10BaseFL (Fiber-Optic) Ethernet

10BaseFL (10 Mbps data rate, baseband signaling over a fiber-optic cable) uses light rather than electricity to transmit Ethernet frames. 10baseFL is a star-wired network because it requires a network hub (also called a concentrator) to receive that light signal from each network station and send the same signal to all stations. The hub can be either active, with electronics to detect and retransmit the signal, or passive, with optics to split the light and reflect or guide it out to all the network stations.

10BaseFL Ethernet has the following specifications:

Maximum segment length	2000 meters (6600 feet)
Maximum segments	1024
Maximum segments with nodes	1024
Maximum nodes per segment	2
Maximum nodes per network	1024
Maximum hubs in a chain	4

A passive fiber-optic hub requires no power to operate, but the intensity of the signal is divided among all the ports on the hub; therefore, the number of ports cannot be large and the signal from the network stations must be strong. Also, since there are no electronics in a passive fiber-optic hub, the passive hub cannot be managed or have error detection circuitry. This makes a network with a passive hub harder to troubleshoot.

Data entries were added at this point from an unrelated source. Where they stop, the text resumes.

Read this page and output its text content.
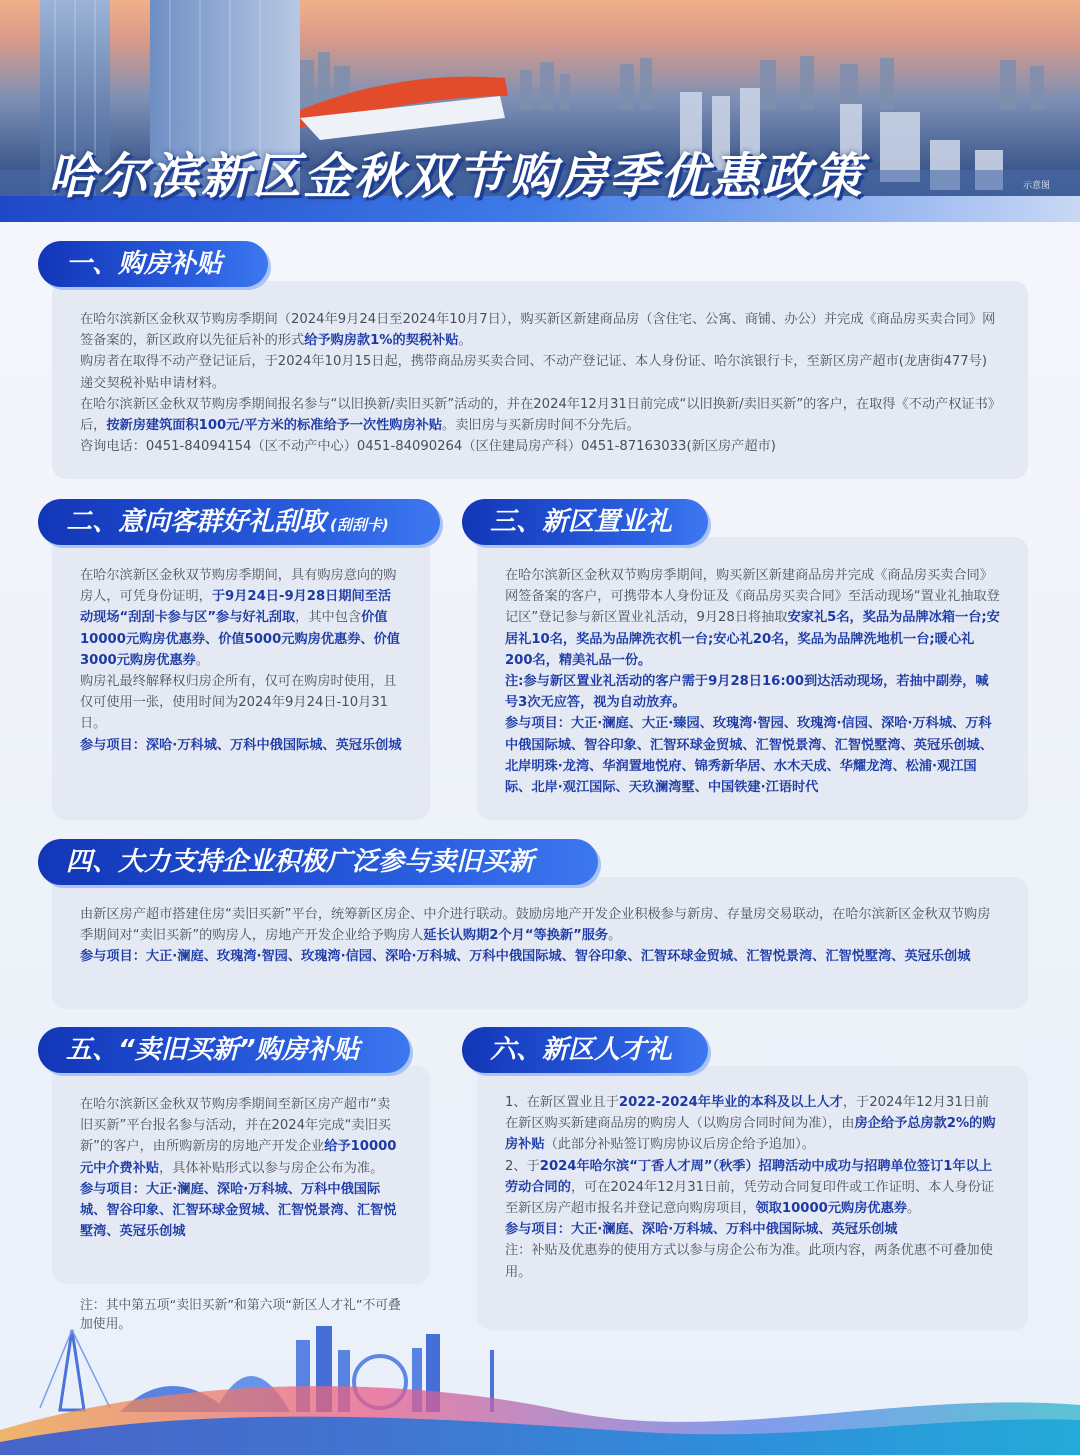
哈尔滨新区金秋双节购房季优惠政策	示意图
一、购房补贴

在哈尔滨新区金秋双节购房季期间（2024年9月24日至2024年10月7日），购买新区新建商品房（含住宅、公寓、商铺、办公）并完成《商品房买卖合同》网签备案的，新区政府以先征后补的形式给予购房款1%的契税补贴。

购房者在取得不动产登记证后，于2024年10月15日起，携带商品房买卖合同、不动产登记证、本人身份证、哈尔滨银行卡，至新区房产超市(龙唐街477号)递交契税补贴申请材料。

在哈尔滨新区金秋双节购房季期间报名参与“以旧换新/卖旧买新”活动的，并在2024年12月31日前完成“以旧换新/卖旧买新”的客户，在取得《不动产权证书》后，按新房建筑面积100元/平方米的标准给予一次性购房补贴。卖旧房与买新房时间不分先后。

咨询电话：0451-84094154（区不动产中心）0451-84090264（区住建局房产科）0451-87163033(新区房产超市)

二、意向客群好礼刮取 (刮刮卡)

在哈尔滨新区金秋双节购房季期间，具有购房意向的购房人，可凭身份证明，于9月24日-9月28日期间至活动现场“刮刮卡参与区”参与好礼刮取，其中包含价值10000元购房优惠券、价值5000元购房优惠券、价值3000元购房优惠券。

购房礼最终解释权归房企所有，仅可在购房时使用，且仅可使用一张，使用时间为2024年9月24日-10月31日。

参与项目：深哈·万科城、万科中俄国际城、英冠乐创城

三、新区置业礼

在哈尔滨新区金秋双节购房季期间，购买新区新建商品房并完成《商品房买卖合同》网签备案的客户，可携带本人身份证及《商品房买卖合同》至活动现场“置业礼抽取登记区”登记参与新区置业礼活动，9月28日将抽取安家礼5名，奖品为品牌冰箱一台;安居礼10名，奖品为品牌洗衣机一台;安心礼20名，奖品为品牌洗地机一台;暖心礼200名，精美礼品一份。

注:参与新区置业礼活动的客户需于9月28日16:00到达活动现场，若抽中副券，喊号3次无应答，视为自动放弃。

参与项目：大正·澜庭、大正·臻园、玫瑰湾·智园、玫瑰湾·信园、深哈·万科城、万科中俄国际城、智谷印象、汇智环球金贸城、汇智悦景湾、汇智悦墅湾、英冠乐创城、北岸明珠·龙湾、华润置地悦府、锦秀新华居、水木天成、华耀龙湾、松浦·观江国际、北岸·观江国际、天玖澜湾墅、中国铁建·江语时代

四、大力支持企业积极广泛参与卖旧买新

由新区房产超市搭建住房“卖旧买新”平台，统筹新区房企、中介进行联动。鼓励房地产开发企业积极参与新房、存量房交易联动，在哈尔滨新区金秋双节购房季期间对“卖旧买新”的购房人，房地产开发企业给予购房人延长认购期2个月“等换新”服务。

参与项目：大正·澜庭、玫瑰湾·智园、玫瑰湾·信园、深哈·万科城、万科中俄国际城、智谷印象、汇智环球金贸城、汇智悦景湾、汇智悦墅湾、英冠乐创城

五、“卖旧买新”购房补贴

在哈尔滨新区金秋双节购房季期间至新区房产超市“卖旧买新”平台报名参与活动，并在2024年完成“卖旧买新”的客户，由所购新房的房地产开发企业给予10000元中介费补贴，具体补贴形式以参与房企公布为准。

参与项目：大正·澜庭、深哈·万科城、万科中俄国际城、智谷印象、汇智环球金贸城、汇智悦景湾、汇智悦墅湾、英冠乐创城

六、新区人才礼

1、在新区置业且于2022-2024年毕业的本科及以上人才，于2024年12月31日前在新区购买新建商品房的购房人（以购房合同时间为准），由房企给予总房款2%的购房补贴（此部分补贴签订购房协议后房企给予追加）。

2、于2024年哈尔滨“丁香人才周”（秋季）招聘活动中成功与招聘单位签订1年以上劳动合同的，可在2024年12月31日前，凭劳动合同复印件或工作证明、本人身份证至新区房产超市报名并登记意向购房项目，领取10000元购房优惠券。

参与项目：大正·澜庭、深哈·万科城、万科中俄国际城、英冠乐创城

注：补贴及优惠券的使用方式以参与房企公布为准。此项内容，两条优惠不可叠加使用。

注：其中第五项“卖旧买新”和第六项“新区人才礼”不可叠加使用。
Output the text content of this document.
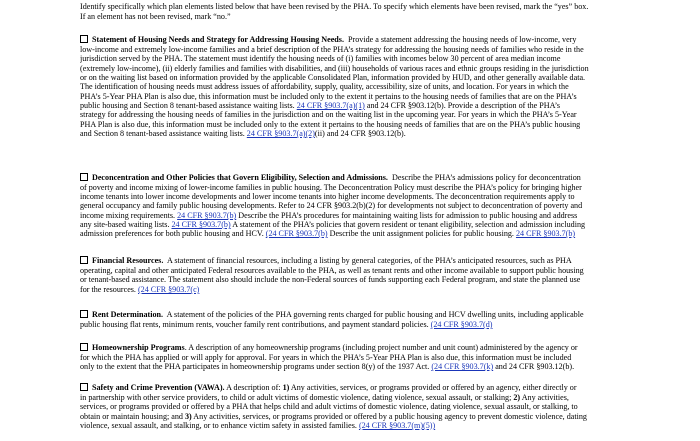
Identify specifically which plan elements listed below that have been revised by the PHA. To specify which elements have been revised, mark the “yes” box.
If an element has not been revised, mark “no.”
Statement of Housing Needs and Strategy for Addressing Housing Needs. Provide a statement addressing the housing needs of low-income, very
low-income and extremely low-income families and a brief description of the PHA’s strategy for addressing the housing needs of families who reside in the
jurisdiction served by the PHA. The statement must identify the housing needs of (i) families with incomes below 30 percent of area median income
(extremely low-income), (ii) elderly families and families with disabilities, and (iii) households of various races and ethnic groups residing in the jurisdiction
or on the waiting list based on information provided by the applicable Consolidated Plan, information provided by HUD, and other generally available data.
The identification of housing needs must address issues of affordability, supply, quality, accessibility, size of units, and location. For years in which the
PHA’s 5-Year PHA Plan is also due, this information must be included only to the extent it pertains to the housing needs of families that are on the PHA’s
public housing and Section 8 tenant-based assistance waiting lists. 24 CFR §903.7(a)(1) and 24 CFR §903.12(b). Provide a description of the PHA’s
strategy for addressing the housing needs of families in the jurisdiction and on the waiting list in the upcoming year. For years in which the PHA’s 5-Year
PHA Plan is also due, this information must be included only to the extent it pertains to the housing needs of families that are on the PHA’s public housing
and Section 8 tenant-based assistance waiting lists. 24 CFR §903.7(a)(2)(ii) and 24 CFR §903.12(b).
Deconcentration and Other Policies that Govern Eligibility, Selection and Admissions. Describe the PHA’s admissions policy for deconcentration
of poverty and income mixing of lower-income families in public housing. The Deconcentration Policy must describe the PHA’s policy for bringing higher
income tenants into lower income developments and lower income tenants into higher income developments. The deconcentration requirements apply to
general occupancy and family public housing developments. Refer to 24 CFR §903.2(b)(2) for developments not subject to deconcentration of poverty and
income mixing requirements. 24 CFR §903.7(b) Describe the PHA’s procedures for maintaining waiting lists for admission to public housing and address
any site-based waiting lists. 24 CFR §903.7(b) A statement of the PHA’s policies that govern resident or tenant eligibility, selection and admission including
admission preferences for both public housing and HCV. (24 CFR §903.7(b) Describe the unit assignment policies for public housing. 24 CFR §903.7(b)
Financial Resources. A statement of financial resources, including a listing by general categories, of the PHA’s anticipated resources, such as PHA
operating, capital and other anticipated Federal resources available to the PHA, as well as tenant rents and other income available to support public housing
or tenant-based assistance. The statement also should include the non-Federal sources of funds supporting each Federal program, and state the planned use
for the resources. (24 CFR §903.7(c)
Rent Determination. A statement of the policies of the PHA governing rents charged for public housing and HCV dwelling units, including applicable
public housing flat rents, minimum rents, voucher family rent contributions, and payment standard policies. (24 CFR §903.7(d)
Homeownership Programs. A description of any homeownership programs (including project number and unit count) administered by the agency or
for which the PHA has applied or will apply for approval. For years in which the PHA’s 5-Year PHA Plan is also due, this information must be included
only to the extent that the PHA participates in homeownership programs under section 8(y) of the 1937 Act. (24 CFR §903.7(k) and 24 CFR §903.12(b).
Safety and Crime Prevention (VAWA). A description of: 1) Any activities, services, or programs provided or offered by an agency, either directly or
in partnership with other service providers, to child or adult victims of domestic violence, dating violence, sexual assault, or stalking; 2) Any activities,
services, or programs provided or offered by a PHA that helps child and adult victims of domestic violence, dating violence, sexual assault, or stalking, to
obtain or maintain housing; and 3) Any activities, services, or programs provided or offered by a public housing agency to prevent domestic violence, dating
violence, sexual assault, and stalking, or to enhance victim safety in assisted families. (24 CFR §903.7(m)(5))
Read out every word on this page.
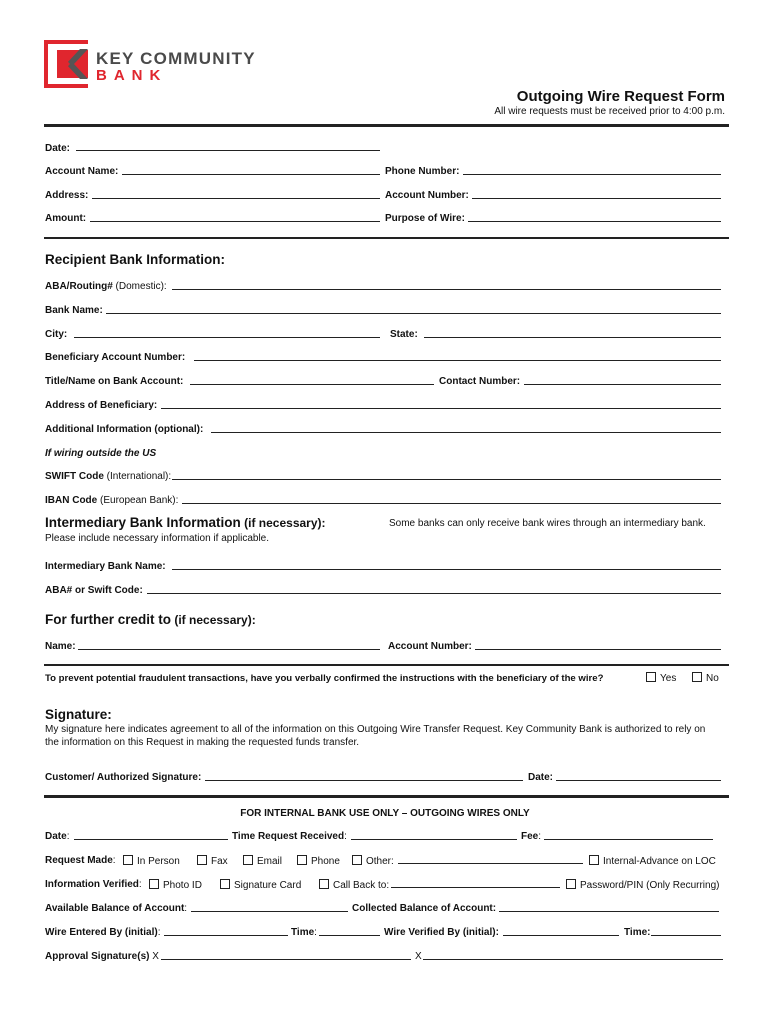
KEY COMMUNITY
BANK
Outgoing Wire Request Form
All wire requests must be received prior to 4:00 p.m.
Date:
Account Name:	Phone Number:
Address:	Account Number:
Amount:	Purpose of Wire:
Recipient Bank Information:
ABA/Routing# (Domestic):
Bank Name:
City:	State:
Beneficiary Account Number:
Title/Name on Bank Account:	Contact Number:
Address of Beneficiary:
Additional Information (optional):
If wiring outside the US
SWIFT Code (International):
IBAN Code (European Bank):
Intermediary Bank Information (if necessary):	Some banks can only receive bank wires through an intermediary bank.
Please include necessary information if applicable.
Intermediary Bank Name:
ABA# or Swift Code:
For further credit to (if necessary):
Name:	Account Number:
To prevent potential fraudulent transactions, have you verbally confirmed the instructions with the beneficiary of the wire?	Yes	No
Signature:
My signature here indicates agreement to all of the information on this Outgoing Wire Transfer Request. Key Community Bank is authorized to rely on
the information on this Request in making the requested funds transfer.
Customer/ Authorized Signature:	Date:
FOR INTERNAL BANK USE ONLY – OUTGOING WIRES ONLY
Date:	Time Request Received:	Fee:
Request Made:	In Person	Fax	Email	Phone	Other:	Internal-Advance on LOC
Information Verified:	Photo ID	Signature Card	Call Back to:	Password/PIN (Only Recurring)
Available Balance of Account:	Collected Balance of Account:
Wire Entered By (initial):	Time:	Wire Verified By (initial):	Time:
Approval Signature(s) X	X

A 10BaseFL network segment can be up to 2000 meters (6600 feet) long, four times that of a 10Base5 segment. The great distances a 10BaseFL segment can cover makes it a common choice for network backbones.

100 Mbps Ethernet:

For some networking applications, a 10 Mbps data rate is not enough. Two competing standards extend traditional Ethernet to 100 Mbps:

100VG-AnyLAN

100BaseT Ethernet, also known as Fast Ethernet

100VG-AnyLAN:

100VG-AnyLAN (100 Mbps data rate, voice grade) combines elements of traditional Ethernet and Token Ring. It is referred to by any of the following designations:

100VG-AnyLAN

100BaseBG

AnyLAN

100VG-AnyLAN has the following advantages over regular Ethernet:

It is faster.

It supports both Ethernet and Token Ring packets.

It uses a demand priority access method (as opposed to CSMA/CD) that allows for two priority levels.

Hubs can filter individually addressed frames for enhanced privacy.

You can use 100VG-AnyLAN over categories 3, 4, and 5 twisted-pair and fiber-optic cable. It uses a star topology and defines how child hubs can be connected to a parent hub to extend the network. Several hubs can be cascaded to form larger networks. The length of any two 100VG-AnyLAN cable segments combined must not exceed 250 meters.

100BaseT Ethernet:

100BaseT, also called Fast Ethernet, is simply regular Ethernet run at a faster data rate over category 5 twisted-pair cable. 100BaseT uses the same CSMA/CD protocol in a star wired bus as 10BaseT.

100BaseT has been specified for three media types:

100BaseT4 (four pairs categories 3, 4, or 5 UTP or STP),

100BaseTX (two pairs category 5 UTP or STP),

100BaseFX (two-strand fiber-optic cable).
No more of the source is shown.